Most backpackers who travel to Sweden just visit Stockholm. They see the city sights, make excessive jokes about the ridiculous prices and then return to a more moderately-priced Europe. Few travellers get off the beaten path in Sweden mainly due to the fact that scandinavian countries are hella expensive. Understandable, but unfortunate, since each of them has a lot to offer beyond their urban centres.

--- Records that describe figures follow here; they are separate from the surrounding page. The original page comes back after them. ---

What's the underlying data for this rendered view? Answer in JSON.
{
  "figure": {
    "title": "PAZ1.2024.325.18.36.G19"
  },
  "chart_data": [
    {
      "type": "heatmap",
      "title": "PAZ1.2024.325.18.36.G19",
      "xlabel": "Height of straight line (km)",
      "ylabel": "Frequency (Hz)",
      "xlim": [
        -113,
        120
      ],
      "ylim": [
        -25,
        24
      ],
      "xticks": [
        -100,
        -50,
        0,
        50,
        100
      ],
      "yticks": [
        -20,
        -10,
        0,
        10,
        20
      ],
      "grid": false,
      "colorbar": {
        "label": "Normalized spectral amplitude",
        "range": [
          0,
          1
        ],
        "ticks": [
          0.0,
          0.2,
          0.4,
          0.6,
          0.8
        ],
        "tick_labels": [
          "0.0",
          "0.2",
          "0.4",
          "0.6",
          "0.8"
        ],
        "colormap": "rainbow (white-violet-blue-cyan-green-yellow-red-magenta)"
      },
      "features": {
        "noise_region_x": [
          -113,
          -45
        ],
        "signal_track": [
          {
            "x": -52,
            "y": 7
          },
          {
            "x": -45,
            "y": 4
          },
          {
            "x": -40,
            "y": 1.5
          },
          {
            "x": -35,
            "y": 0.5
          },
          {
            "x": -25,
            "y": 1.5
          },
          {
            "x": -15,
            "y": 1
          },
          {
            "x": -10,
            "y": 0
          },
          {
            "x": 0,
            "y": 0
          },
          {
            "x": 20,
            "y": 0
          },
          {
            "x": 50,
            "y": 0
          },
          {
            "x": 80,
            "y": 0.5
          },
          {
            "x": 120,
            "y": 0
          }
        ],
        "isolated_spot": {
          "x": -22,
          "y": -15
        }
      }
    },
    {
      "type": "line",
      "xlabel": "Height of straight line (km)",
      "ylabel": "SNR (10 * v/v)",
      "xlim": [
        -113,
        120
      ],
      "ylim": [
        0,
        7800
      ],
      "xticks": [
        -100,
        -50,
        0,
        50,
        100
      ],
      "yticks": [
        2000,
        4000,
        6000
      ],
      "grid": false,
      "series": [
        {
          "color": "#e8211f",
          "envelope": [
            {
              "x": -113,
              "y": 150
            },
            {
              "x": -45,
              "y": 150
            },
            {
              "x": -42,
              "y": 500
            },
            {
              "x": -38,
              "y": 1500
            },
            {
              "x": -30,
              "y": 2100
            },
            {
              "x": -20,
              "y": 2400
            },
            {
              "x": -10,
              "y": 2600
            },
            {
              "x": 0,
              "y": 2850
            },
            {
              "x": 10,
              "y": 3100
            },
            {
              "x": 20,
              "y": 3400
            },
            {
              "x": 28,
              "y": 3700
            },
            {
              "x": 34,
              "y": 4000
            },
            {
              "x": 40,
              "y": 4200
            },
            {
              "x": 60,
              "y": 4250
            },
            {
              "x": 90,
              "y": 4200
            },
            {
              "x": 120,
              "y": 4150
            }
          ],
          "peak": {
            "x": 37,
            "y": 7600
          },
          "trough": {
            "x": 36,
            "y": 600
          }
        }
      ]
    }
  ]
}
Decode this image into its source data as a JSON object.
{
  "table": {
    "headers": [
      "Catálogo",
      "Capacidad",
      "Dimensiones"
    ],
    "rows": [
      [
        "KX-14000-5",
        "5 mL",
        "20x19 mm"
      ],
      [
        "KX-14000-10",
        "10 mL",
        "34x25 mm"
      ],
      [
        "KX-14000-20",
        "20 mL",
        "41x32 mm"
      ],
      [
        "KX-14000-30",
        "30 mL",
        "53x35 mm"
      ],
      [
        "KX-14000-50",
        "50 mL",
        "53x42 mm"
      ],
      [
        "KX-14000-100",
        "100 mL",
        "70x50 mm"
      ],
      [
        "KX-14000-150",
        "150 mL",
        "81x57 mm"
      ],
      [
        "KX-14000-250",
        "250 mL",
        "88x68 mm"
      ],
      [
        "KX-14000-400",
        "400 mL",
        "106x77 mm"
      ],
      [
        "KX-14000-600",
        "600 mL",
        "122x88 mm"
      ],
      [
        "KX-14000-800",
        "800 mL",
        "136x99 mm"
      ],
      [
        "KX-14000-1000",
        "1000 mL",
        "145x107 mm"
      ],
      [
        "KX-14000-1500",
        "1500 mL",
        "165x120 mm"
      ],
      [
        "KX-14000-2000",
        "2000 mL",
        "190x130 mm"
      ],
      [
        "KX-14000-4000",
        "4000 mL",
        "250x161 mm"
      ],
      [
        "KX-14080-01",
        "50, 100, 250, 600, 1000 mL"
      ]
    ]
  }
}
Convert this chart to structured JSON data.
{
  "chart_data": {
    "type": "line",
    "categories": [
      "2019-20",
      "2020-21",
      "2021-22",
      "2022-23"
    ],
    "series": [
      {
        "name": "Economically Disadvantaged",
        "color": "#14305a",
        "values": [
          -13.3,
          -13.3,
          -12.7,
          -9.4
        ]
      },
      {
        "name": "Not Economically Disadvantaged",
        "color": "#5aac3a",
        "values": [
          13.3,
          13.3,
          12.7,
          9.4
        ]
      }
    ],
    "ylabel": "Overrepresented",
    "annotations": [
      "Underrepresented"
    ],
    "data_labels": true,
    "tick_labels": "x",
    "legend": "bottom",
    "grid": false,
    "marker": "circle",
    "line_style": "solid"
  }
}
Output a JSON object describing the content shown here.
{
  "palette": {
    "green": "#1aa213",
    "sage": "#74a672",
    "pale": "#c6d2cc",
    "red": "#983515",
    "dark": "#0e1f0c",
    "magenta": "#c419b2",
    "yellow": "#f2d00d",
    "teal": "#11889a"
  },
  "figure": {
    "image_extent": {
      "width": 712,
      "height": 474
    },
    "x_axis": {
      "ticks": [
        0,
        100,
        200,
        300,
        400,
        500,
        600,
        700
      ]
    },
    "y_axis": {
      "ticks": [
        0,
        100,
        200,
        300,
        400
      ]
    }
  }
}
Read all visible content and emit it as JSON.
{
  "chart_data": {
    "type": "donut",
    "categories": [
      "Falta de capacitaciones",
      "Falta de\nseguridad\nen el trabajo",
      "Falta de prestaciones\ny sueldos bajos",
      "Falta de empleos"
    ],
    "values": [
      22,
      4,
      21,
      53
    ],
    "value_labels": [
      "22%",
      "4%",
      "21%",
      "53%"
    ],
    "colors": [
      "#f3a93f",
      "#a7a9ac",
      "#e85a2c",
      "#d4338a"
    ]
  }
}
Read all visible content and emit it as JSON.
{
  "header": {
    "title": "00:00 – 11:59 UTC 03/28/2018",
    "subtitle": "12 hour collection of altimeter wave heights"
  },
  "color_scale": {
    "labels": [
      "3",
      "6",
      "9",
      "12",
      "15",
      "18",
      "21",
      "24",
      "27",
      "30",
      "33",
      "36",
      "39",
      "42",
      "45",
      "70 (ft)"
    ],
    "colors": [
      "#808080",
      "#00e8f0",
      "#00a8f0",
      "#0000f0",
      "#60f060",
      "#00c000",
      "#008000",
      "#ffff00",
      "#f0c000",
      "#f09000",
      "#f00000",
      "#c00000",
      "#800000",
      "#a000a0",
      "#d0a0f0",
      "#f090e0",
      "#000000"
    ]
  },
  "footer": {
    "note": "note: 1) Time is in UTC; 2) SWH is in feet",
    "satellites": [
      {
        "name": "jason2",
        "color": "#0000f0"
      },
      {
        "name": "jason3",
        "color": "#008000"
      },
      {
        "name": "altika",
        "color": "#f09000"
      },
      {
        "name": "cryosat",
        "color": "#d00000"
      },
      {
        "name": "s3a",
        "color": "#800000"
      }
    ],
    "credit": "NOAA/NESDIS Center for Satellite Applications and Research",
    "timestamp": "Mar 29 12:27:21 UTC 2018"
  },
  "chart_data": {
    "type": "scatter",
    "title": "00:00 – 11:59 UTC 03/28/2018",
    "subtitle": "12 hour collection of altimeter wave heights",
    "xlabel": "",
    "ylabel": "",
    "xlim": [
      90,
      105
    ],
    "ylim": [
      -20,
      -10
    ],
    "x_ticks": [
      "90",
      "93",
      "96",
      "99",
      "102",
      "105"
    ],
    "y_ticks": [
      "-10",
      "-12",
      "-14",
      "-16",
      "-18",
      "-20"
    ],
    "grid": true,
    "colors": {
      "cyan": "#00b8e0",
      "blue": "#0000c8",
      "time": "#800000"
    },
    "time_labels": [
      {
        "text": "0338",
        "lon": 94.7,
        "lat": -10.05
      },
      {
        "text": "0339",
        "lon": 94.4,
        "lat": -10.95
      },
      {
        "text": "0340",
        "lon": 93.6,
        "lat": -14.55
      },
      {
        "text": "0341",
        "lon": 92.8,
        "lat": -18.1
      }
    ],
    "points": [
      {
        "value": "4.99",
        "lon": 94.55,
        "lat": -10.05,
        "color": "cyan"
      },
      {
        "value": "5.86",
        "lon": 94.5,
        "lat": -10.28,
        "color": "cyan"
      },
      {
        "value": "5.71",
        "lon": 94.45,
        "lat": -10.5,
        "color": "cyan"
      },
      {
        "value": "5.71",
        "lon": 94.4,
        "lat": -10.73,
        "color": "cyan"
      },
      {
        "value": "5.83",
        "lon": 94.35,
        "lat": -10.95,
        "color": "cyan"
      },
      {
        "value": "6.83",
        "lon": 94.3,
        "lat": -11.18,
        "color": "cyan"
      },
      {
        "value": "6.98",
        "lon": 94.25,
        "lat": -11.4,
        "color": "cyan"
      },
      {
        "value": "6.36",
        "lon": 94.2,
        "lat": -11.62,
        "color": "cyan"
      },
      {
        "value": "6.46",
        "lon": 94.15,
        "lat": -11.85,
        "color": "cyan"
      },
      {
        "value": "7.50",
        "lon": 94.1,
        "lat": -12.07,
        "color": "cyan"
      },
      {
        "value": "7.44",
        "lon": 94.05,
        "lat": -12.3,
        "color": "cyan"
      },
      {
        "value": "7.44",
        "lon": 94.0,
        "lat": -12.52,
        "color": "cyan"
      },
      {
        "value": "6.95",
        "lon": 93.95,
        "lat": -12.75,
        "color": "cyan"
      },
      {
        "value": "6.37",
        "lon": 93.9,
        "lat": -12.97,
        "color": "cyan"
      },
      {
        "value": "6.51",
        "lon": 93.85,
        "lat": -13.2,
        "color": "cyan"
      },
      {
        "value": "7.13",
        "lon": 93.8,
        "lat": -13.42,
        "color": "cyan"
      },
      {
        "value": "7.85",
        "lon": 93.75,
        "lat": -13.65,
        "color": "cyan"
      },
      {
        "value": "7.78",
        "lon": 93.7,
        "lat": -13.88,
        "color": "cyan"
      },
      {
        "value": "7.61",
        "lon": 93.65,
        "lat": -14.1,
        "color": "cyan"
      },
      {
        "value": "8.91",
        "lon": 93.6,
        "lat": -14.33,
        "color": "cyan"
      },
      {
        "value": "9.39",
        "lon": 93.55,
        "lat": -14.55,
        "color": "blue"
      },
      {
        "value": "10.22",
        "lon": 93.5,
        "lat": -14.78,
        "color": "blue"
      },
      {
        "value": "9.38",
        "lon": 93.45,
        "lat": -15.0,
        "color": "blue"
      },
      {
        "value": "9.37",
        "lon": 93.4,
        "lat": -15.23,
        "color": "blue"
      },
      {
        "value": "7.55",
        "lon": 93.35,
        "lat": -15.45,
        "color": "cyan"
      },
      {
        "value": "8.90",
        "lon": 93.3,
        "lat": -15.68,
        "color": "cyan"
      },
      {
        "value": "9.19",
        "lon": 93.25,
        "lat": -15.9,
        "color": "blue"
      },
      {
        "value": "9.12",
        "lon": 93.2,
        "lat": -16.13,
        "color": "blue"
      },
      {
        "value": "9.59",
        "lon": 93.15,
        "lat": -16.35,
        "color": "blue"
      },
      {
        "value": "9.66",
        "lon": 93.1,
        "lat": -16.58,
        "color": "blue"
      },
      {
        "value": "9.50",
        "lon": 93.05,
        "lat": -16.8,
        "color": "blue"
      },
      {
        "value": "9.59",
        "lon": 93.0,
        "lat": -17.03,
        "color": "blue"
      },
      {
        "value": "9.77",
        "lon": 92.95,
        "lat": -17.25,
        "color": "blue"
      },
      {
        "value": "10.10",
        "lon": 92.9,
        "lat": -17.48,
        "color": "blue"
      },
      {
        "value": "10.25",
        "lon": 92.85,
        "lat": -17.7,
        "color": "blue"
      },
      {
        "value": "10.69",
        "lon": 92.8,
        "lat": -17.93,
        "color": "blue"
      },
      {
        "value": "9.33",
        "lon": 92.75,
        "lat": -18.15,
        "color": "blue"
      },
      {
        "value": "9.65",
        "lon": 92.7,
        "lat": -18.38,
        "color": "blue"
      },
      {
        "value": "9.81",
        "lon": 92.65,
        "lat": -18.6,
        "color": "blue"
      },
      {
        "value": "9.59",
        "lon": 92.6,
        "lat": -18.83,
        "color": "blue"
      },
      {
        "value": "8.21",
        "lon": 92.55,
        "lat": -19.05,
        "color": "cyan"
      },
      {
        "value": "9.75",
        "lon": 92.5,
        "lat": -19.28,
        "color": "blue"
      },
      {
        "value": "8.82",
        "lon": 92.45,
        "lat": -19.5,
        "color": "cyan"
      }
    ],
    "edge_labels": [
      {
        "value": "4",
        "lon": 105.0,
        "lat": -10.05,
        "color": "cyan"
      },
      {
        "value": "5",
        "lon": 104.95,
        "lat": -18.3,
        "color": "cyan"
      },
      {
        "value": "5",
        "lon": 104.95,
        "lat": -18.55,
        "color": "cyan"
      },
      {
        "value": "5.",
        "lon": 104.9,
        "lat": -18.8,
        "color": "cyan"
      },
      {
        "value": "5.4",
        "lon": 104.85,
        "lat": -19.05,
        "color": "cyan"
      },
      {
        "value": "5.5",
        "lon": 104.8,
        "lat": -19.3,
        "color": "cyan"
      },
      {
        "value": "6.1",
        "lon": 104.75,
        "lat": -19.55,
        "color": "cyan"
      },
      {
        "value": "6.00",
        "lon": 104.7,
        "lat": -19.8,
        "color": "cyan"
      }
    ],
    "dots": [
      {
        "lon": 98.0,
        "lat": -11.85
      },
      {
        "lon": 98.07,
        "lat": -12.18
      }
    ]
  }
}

With such as vast wilderness to the north (including the epic Kings Trail) and picturesque coastal towns dotting the west coast I am always surprised that more people don't adventure outside of Stockholm. So, for anyone looking for an off-the-beaten-path trip in Sweden that will bruise the bank but hopefully not break it, I will elaborate.
First: Visit Göteborg
Göteborg (Gothenburg) is a nice stopover between Denmark and Norway. It's smaller than Stockholm, and is a beautiful, quirky city that you can easily explore on foot. It also will connect you to the smaller towns in nearby Tjörn. From Göteborg you can take a bus to Tjörn which will connect you, via ferry, to three quaint little islands you can explore over a few days.
The Island of Marstrand
Marstrand is the most luxurious of the three islands discussed here. It is the largest and most populated, with around 1300 people spilt over its two halves. You can actually reach part of the island by car, though most people access Marstrand by boat. The main reason to visit here is the 17th century fort, Carlsten. It has a very interesting history, and since many signs inside the fort are in English you can read and explore with ease. The fort has some cool underground passageways to navigate and a gorgeous view from its ramparts. On top of that, there are lots of little shops and stalls open throughout the summer as well as a few restaurants AND night clubs, making Marstrand a surprising destination for any wandering backpacker looking for an unconventional destination to explore.
The Island of Dyrön
Dyrön is a great island for hiking. It has a few paths around and across the island that will allow you to explore the rocky coast as well as the semi-forested interior. The view from the peak of Dyrön is a beautiful place to stop and picnic lunch. Better yet, with only 250 people living on the island you can easily camp on the island and enjoy the view until your heart's content. The island has all the necessities you'll need, as well as a quaint little beach. The ferry comes and goes almost every hour from dawn until dusk, so it is quite accessible from the bus stop at Rönnäng and it's only a stone throw away from Åstol.
The Island of Åstol
Åstol is the smallest of the three islands, a mere rock jutting out from the sea in the Skagerrak strait. It's shockingly tiny, though even with 200 people living there it feels cozy, not cramped. It's an almost surreal destination as it has no roads or cars; it's a far cry from the hustle and bustle of any modern city. Yet Åstol boasts a cafe, restaurant, AND small grocery store. It's harbour is full throughout the summer with boats of all shapes and sizes, with people from all across northern Europe. It's a wonderful place to escape for a day, relaxing on the warm stones before taking a dip in the ocean. It sits close to the mainland, and right between Dyrön and Marstrand, making it a good starting or ending point for your island-hopping adventure.
As For Accommodation...
This far off the well-worn backpacking trail you may be hard pressed to find affordable accommodation. You will either just want to visit for a day and pick your top island destination, find a couchsurfing host you can bunk with to allow you to explore longer, or camp. Camping is free and each harbour has facilities which you can use to freshen up. I am a huge fan of couchsurfing and would strongly recommend that option if you don't happen to have a tent, but even just making it out for a day is a worthwhile excursion and will give you a glimpse at an area of Sweden virtually unnoticed by the average backpacker. I promise it will be worth the hassle.